Eating area, prep space, homework station, office—multiple functions drive island design. The base needs to be at least 2 feet deep by 4 feet wide, with a 12- to 18-inch overhang for seating. Add a sink and dishwasher, and a base that’s 6 feet or 7 feet long becomes the norm. While some islands are a uniform 36 inches high on both sides, we’ve found that raising the seating side to 45 inches or so is a better solution. The raised area provides a sink backsplash, houses electrical outlets for countertop appliances, and conceals kitchen chaos from guests. The short ends of the island can function as shelving for wine, cookbooks, or dishes.

The smaller the home, the greater the chances that the island will be used as a main dining area. If it’s well-designed, it eliminates the need for a breakfast area entirely. Space formerly used for the breakfast area can then be allocated to a more spacious great room or pantry storage. It’s a plan that addresses households of all types and responds to the way we live today.

Before

• Using different flooring materials for kitchen and living space limits size and function of both rooms.

• Doorway will be blocked by dining table, resulting in obstructed access to deck or patio.

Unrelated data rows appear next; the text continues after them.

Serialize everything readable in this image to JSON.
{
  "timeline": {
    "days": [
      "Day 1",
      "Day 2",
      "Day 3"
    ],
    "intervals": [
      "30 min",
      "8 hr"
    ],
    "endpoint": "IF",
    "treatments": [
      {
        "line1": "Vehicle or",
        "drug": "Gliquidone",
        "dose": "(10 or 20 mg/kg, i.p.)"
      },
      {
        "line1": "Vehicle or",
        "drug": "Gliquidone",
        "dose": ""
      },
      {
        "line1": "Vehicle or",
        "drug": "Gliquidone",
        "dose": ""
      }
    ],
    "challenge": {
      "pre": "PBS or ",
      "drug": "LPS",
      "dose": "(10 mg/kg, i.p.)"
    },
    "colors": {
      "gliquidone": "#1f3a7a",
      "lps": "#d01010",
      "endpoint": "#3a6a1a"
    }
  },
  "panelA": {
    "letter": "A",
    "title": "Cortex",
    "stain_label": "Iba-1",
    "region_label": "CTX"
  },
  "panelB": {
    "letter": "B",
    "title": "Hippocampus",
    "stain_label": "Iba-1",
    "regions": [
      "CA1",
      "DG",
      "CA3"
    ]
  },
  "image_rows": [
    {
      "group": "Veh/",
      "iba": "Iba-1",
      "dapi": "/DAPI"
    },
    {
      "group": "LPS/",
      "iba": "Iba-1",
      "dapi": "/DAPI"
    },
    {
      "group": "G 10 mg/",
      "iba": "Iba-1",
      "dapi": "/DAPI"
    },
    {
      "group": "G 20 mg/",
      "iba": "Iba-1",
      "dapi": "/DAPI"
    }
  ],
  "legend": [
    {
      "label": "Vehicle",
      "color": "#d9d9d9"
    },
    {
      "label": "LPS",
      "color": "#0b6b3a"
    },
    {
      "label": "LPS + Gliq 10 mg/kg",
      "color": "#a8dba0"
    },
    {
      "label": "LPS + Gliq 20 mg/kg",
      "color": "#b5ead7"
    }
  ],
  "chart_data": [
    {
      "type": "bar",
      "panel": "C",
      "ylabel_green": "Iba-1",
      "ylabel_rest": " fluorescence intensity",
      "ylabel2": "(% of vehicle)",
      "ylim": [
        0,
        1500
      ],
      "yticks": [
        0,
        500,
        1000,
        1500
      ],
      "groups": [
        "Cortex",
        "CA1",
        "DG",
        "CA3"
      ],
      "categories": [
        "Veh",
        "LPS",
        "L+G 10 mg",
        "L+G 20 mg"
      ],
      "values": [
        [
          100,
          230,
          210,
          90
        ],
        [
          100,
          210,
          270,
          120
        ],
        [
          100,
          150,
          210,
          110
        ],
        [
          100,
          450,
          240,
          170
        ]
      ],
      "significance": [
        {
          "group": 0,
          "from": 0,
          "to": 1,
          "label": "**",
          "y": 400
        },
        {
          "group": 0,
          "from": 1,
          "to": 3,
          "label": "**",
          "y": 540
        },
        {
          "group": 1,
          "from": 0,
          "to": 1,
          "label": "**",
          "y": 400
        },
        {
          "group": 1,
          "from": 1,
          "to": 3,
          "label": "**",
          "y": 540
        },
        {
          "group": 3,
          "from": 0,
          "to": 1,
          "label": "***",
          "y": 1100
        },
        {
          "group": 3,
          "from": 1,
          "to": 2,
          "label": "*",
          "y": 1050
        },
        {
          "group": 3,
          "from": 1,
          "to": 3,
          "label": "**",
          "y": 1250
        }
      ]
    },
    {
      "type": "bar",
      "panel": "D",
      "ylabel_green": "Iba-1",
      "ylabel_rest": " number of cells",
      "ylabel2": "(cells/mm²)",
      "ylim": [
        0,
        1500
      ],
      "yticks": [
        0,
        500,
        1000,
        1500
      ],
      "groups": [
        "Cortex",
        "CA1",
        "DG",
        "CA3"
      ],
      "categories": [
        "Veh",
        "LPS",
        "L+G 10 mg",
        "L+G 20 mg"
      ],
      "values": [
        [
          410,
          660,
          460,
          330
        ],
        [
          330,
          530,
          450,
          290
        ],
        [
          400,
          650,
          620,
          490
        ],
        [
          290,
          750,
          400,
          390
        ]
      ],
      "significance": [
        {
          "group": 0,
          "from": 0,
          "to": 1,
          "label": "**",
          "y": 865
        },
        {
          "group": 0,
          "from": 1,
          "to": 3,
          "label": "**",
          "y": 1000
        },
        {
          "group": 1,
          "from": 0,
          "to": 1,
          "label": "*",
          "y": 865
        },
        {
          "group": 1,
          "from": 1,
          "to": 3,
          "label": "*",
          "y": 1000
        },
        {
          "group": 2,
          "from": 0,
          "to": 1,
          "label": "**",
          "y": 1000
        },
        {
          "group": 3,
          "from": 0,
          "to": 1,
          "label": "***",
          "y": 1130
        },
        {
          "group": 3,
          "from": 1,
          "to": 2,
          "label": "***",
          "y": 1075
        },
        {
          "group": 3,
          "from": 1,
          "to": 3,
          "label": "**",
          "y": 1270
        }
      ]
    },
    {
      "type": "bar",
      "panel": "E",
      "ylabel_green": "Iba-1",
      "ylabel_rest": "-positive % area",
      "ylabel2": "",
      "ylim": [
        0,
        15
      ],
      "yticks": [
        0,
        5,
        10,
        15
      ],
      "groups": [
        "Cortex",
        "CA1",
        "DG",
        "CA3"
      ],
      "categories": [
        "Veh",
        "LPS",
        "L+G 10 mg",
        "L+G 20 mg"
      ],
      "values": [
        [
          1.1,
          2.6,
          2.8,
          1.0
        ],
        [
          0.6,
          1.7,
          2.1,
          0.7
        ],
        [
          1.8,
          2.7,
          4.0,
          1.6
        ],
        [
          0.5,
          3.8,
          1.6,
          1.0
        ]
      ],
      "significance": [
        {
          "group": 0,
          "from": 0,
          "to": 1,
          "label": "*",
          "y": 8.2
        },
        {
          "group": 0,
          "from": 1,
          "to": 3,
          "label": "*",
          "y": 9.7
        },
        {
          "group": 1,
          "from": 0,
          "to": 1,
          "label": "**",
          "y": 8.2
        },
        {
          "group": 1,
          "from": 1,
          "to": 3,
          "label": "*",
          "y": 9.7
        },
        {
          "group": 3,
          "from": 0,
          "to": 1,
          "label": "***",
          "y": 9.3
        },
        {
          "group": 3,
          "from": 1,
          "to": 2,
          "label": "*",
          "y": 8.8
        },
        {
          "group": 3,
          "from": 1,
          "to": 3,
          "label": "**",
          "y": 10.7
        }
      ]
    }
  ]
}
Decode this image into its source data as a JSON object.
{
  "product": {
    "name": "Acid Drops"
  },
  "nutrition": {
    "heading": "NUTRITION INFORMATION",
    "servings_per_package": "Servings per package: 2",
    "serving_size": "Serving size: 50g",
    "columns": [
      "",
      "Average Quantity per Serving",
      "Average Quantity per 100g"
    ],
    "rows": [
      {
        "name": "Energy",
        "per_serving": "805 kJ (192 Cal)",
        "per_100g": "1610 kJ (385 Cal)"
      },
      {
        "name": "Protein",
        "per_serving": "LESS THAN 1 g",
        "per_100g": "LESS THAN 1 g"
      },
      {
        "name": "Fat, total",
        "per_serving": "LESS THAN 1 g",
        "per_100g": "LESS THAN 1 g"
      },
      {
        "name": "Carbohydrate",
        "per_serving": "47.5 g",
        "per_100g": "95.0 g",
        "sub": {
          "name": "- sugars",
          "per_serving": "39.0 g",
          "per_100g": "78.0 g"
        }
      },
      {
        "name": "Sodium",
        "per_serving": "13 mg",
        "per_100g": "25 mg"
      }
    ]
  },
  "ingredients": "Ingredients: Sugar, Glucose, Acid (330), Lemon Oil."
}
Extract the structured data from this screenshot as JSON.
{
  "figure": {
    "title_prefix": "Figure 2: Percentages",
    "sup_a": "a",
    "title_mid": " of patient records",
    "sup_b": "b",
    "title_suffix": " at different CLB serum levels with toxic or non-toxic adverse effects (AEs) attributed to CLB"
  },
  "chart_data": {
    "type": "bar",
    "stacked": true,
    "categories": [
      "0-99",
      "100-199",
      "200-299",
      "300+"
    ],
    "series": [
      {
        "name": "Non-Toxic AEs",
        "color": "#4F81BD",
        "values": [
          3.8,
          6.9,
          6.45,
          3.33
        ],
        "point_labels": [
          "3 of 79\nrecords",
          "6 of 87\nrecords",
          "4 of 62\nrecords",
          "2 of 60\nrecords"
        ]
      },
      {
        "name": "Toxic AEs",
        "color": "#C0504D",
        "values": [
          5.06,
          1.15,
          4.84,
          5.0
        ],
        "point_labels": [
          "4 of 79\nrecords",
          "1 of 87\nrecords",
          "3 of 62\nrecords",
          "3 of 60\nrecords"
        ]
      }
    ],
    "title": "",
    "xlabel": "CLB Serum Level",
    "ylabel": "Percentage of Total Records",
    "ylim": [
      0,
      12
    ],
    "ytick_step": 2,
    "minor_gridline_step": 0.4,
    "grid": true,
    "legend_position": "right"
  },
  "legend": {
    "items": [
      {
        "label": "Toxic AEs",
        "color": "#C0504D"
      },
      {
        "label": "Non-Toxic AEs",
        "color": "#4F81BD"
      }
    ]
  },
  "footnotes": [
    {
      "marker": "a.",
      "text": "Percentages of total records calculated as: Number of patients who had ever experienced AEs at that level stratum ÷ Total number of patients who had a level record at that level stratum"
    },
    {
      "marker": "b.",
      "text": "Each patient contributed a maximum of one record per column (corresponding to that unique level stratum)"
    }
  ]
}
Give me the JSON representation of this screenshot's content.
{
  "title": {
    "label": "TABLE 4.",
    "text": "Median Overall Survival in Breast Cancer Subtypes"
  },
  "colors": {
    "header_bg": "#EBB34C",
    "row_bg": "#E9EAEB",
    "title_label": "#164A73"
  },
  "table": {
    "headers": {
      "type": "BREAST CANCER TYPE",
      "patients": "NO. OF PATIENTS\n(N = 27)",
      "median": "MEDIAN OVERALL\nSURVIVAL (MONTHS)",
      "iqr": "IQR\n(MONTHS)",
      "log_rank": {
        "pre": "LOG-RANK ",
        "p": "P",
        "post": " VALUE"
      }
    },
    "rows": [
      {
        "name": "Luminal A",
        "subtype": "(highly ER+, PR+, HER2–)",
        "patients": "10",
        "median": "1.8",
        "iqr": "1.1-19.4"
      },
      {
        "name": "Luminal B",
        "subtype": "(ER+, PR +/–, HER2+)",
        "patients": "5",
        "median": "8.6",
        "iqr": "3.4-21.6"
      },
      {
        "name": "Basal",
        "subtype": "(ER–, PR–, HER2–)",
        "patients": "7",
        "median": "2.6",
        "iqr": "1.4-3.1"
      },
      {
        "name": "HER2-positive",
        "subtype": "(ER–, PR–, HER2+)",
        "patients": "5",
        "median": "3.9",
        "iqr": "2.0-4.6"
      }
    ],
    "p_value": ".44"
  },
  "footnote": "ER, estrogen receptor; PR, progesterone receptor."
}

• Sink faces away from common areas and gathering space.

• Island lacks overhang and has no room for seating.

• Pantry area is small and impractical.

After

• Island placement makes it possible to position a door that provides better access to the deck or patio. The new door admits more light into the home, too.

• Keeping floor material consistent throughout the living space makes more room for gathering and offers more flexibility when it comes to furniture placement.

• Setting the sink on the island makes way for wall ovens and allows for more interaction during tasks such as dish duty.

• Island seating allows the option of omitting a breakfast area or even getting rid of the dining table, depending on the owner’s lifestyle.

• An optional butler’s pantry adds storage, while a walk-in pantry offers more openness in the space and requires fewer overhead cabinets.